Despite his uncertain future, Namaduk was still the acting president at the time of our interview, and eager to present his nation in a good light. "As a tiny Island nation, we have tried to use our seat in the United Nations to bring the plight of global warming to the forefront of worldwide debate.
"You know, my country, with all of its terrible environmental damage, may well be like a canary in the coal mine, who by dying warns the miners to quickly reverse course. If anyone doubts the outcome of the unchecked taking of natural resources from the earth, they have but to visit Nauru and see for themselves."
Namaduk remained acting president for only a few weeks after our visit. In January, Bernard Dowiyogo was named president -- but died two months later. Namaduk is currently the Finance Minister of Nauru, the job of president having passed into the hands of Derog Gioura pending Nauru's May 3rd election.
But before dying March 9 in a Washington D.C. Hospital, then-president Dowiyogo signed an executive order closing Nauru's offshore banking operations, scrapping its passport-for-sale scheme, and agreeing to host a U.S. "listening post." Some in Nauru say that Dowiyogo signed under duress, being offered vague promises of future financial aid for his country (see related story).
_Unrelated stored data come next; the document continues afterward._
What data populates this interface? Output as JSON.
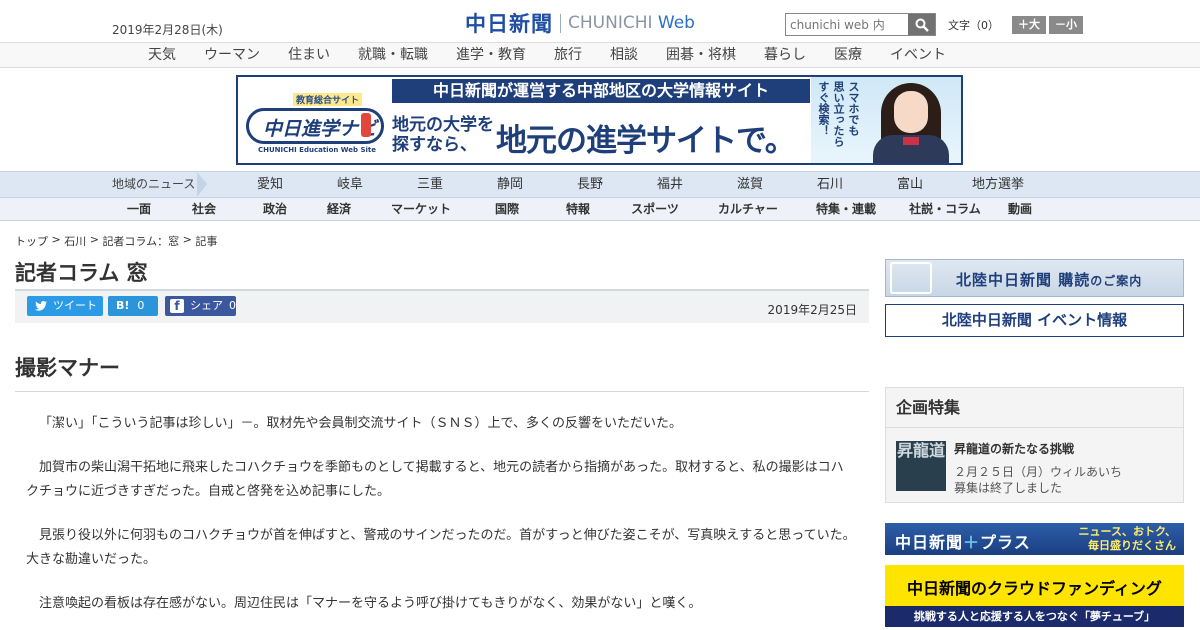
{
  "header": {
    "date": "2019年2月28日(木)",
    "logo_jp": "中日新聞",
    "logo_en_a": "CHUNICHI",
    "logo_en_b": "Web",
    "search_placeholder": "chunichi web 内",
    "fontsize_label": "文字（0）",
    "fontsize_up": "＋大",
    "fontsize_down": "－小"
  },
  "category_nav": [
    "天気",
    "ウーマン",
    "住まい",
    "就職・転職",
    "進学・教育",
    "旅行",
    "相談",
    "囲碁・将棋",
    "暮らし",
    "医療",
    "イベント"
  ],
  "banner": {
    "logo_caption": "教育総合サイト",
    "logo_name": "中日進学ナビ",
    "logo_sub": "CHUNICHI Education Web Site",
    "headline": "中日新聞が運営する中部地区の大学情報サイト",
    "small": [
      "地元の大学を",
      "探すなら、"
    ],
    "big": "地元の進学サイトで。",
    "vertical": [
      "スマホでも",
      "思い立ったら",
      "すぐ検索！"
    ]
  },
  "region_nav": {
    "label": "地域のニュース",
    "items": [
      "愛知",
      "岐阜",
      "三重",
      "静岡",
      "長野",
      "福井",
      "滋賀",
      "石川",
      "富山",
      "地方選挙"
    ]
  },
  "section_nav": [
    "一面",
    "社会",
    "政治",
    "経済",
    "マーケット",
    "国際",
    "特報",
    "スポーツ",
    "カルチャー",
    "特集・連載",
    "社説・コラム",
    "動画"
  ],
  "breadcrumb": [
    "トップ",
    "石川",
    "記者コラム：窓",
    "記事"
  ],
  "column_title": "記者コラム 窓",
  "share": {
    "tweet": "ツイート",
    "hatena_label": "B!",
    "hatena_count": "0",
    "fb_label": "シェア",
    "fb_count": "0"
  },
  "pub_date": "2019年2月25日",
  "article": {
    "title": "撮影マナー",
    "paragraphs": [
      "「潔い」「こういう記事は珍しい」－。取材先や会員制交流サイト（ＳＮＳ）上で、多くの反響をいただいた。",
      "加賀市の柴山潟干拓地に飛来したコハクチョウを季節ものとして掲載すると、地元の読者から指摘があった。取材すると、私の撮影はコハクチョウに近づきすぎだった。自戒と啓発を込め記事にした。",
      "見張り役以外に何羽ものコハクチョウが首を伸ばすと、警戒のサインだったのだ。首がすっと伸びた姿こそが、写真映えすると思っていた。大きな勘違いだった。",
      "注意喚起の看板は存在感がない。周辺住民は「マナーを守るよう呼び掛けてもきりがなく、効果がない」と嘆く。"
    ]
  },
  "sidebar": {
    "subscribe_a": "北陸中日新聞 購読",
    "subscribe_b": "のご案内",
    "event": "北陸中日新聞 イベント情報",
    "special_heading": "企画特集",
    "special_img_text": "昇龍道",
    "special_title": "昇龍道の新たなる挑戦",
    "special_date": "２月２５日（月）ウィルあいち",
    "special_note": "募集は終了しました",
    "plus_a1": "中日新聞",
    "plus_a2": "＋",
    "plus_a3": "プラス",
    "plus_b1": "ニュース、おトク、",
    "plus_b2": "毎日盛りだくさん",
    "cf_a": "中日新聞のクラウドファンディング",
    "cf_b": "挑戦する人と応援する人をつなぐ「夢チューブ」"
  }
}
Treasury Dept. spokesman Danny Glaser says that there was no deal with Nauru.
"The executive order issued by Dowiyogo was basically a joke, just a commitment to take future action," says Glaser.
Nauru also passed legislation to eliminate all offshore banking within six months, but the U.S. remains skeptical. "We are concerned that Nauru will simply move to another offshore sector, such as managed funds or Internet casinos. The second concern is that Nauru's revoking the licenses isn't enough. The shell banks will still be out there, functioning beyond jurisdiction. To offer an analogy, if you paid for an international driver's license in Nauru that allowed you to drive in any country and Nauru then stamped void on the application, you'd still be able to use the license to drive in Mexico."
As things stand, the U.S. has still made no concrete offers of aid to Nauru, and the country has not yet been removed from the U.S. Treasury Department's blacklist. It will be illegal for any U.S. financial institution to deal directly or indirectly with any Nauru bank after May 15.